As a neurotransmitter, serotonin (5-HT) is widely used throughout the brain and known to play a role in many processes including emotion and brain development. Of the 15 subtypes of 5-HT receptors, the 1A receptor (5-HT_1A) has been implicated in depression and suicide. Using the [carbonyl-¹¹C]WAY100635 ([¹¹C]WAY) ligand and positron emission tomography, we have studied the 5-HT_1A receptor, first in a group of healthy controls, then in two separate groups of subjects with major depressive disorder (MDD) (antidepressant exposed and not recently medicated), and, lastly, in a group of subjects remitted from MDD. All MDD subjects were medication-free at the time of scan. We found higher 5-HT_1A binding potential (BP_F) in MDD subjects not recently exposed to an antidepressant compared with controls and recently medicated MDD subjects; and higher BP_F in subjects with the C(-1019)G promoter polymorphism. We replicated these findings in a novel cohort and reconciled our discrepant findings with other groups using alternate quantification techniques. We also reported higher BP_F in subjects remitted from a major depressive episode than in controls. From this work, we proposed a temporal model in which 5-HT_1A BP_F may be a trait abnormality of MDD. To further explore the genetic components of MDD and utility of 5-HT_1A imaging as a potential tool for biomarker or treatment response prediction, these findings should be replicated in a larger cohort using the [¹¹C]CUMI-101 agonist tracer.

1. Introduction

Serotonin is one of the most widely recognized neurotransmitters. To date, 15 subtypes of serotonin receptors have been identified in the brain and throughout the body [1]. The serotonergic system has been implicated in various psychiatric disorders and conditions such as anxiety [2], chronic stress [3], schizophrenia, major depressive disorder (MDD) and suicide [4]. Major depression is particularly pervasive in that estimates approximate a 6.7 per cent prevalence rate in adults over a twelve month period [5] and 13 per cent prevalence over the lifetime [6]. Moreover, MDD is associated with an increased risk in suicide and overall poorer health. Economic estimates suggest the burden of MDD is greater than 10 billion dollars owing to disability, loss of productivity and treatment [7–9], whereas projections indicate MDD will become the second greatest contributor to disability across all age groups by the year 2020 [10].

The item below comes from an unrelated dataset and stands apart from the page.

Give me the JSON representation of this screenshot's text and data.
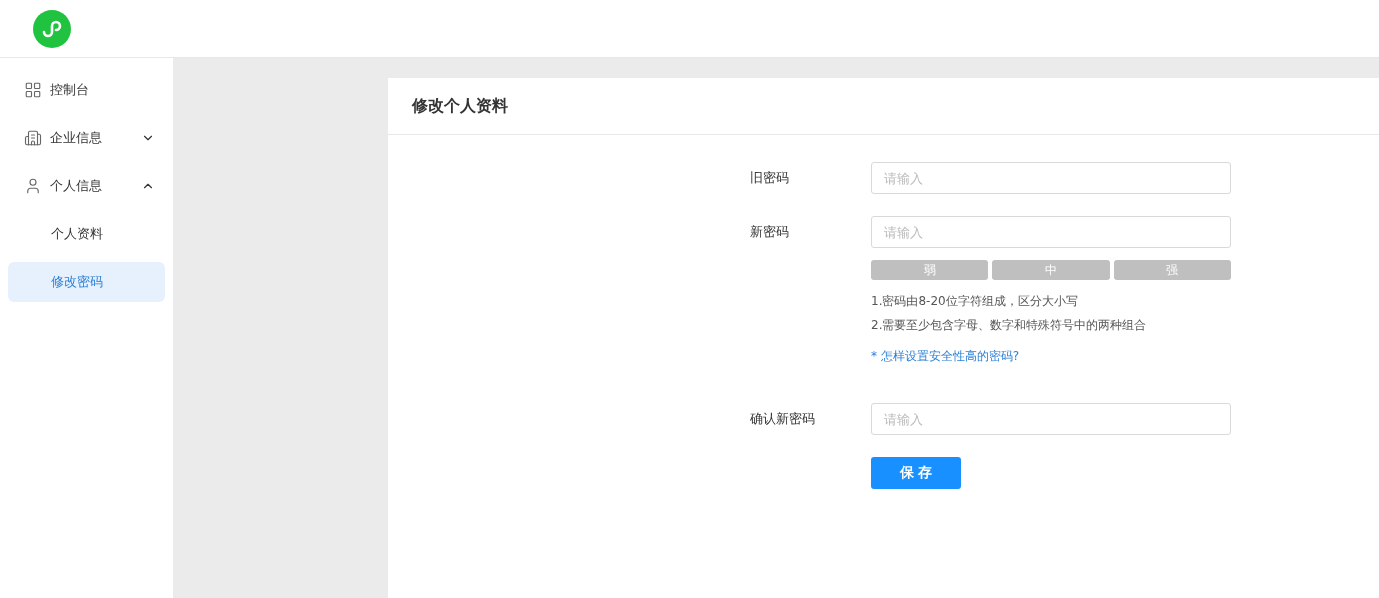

There is great utility in the quantification of neuroreceptors in understanding and possibly treating major depressive disorder. Characterizing the function or dysfunction of specific receptors in MDD will lead to better understanding of the disorder and plausible utility of these receptors as biomarkers, which could further improve treatment paradigms or help in predicting treatment response. Positron emission tomography (PET) is one modality through which serotonin receptors can be imaged in various disorders, including MDD.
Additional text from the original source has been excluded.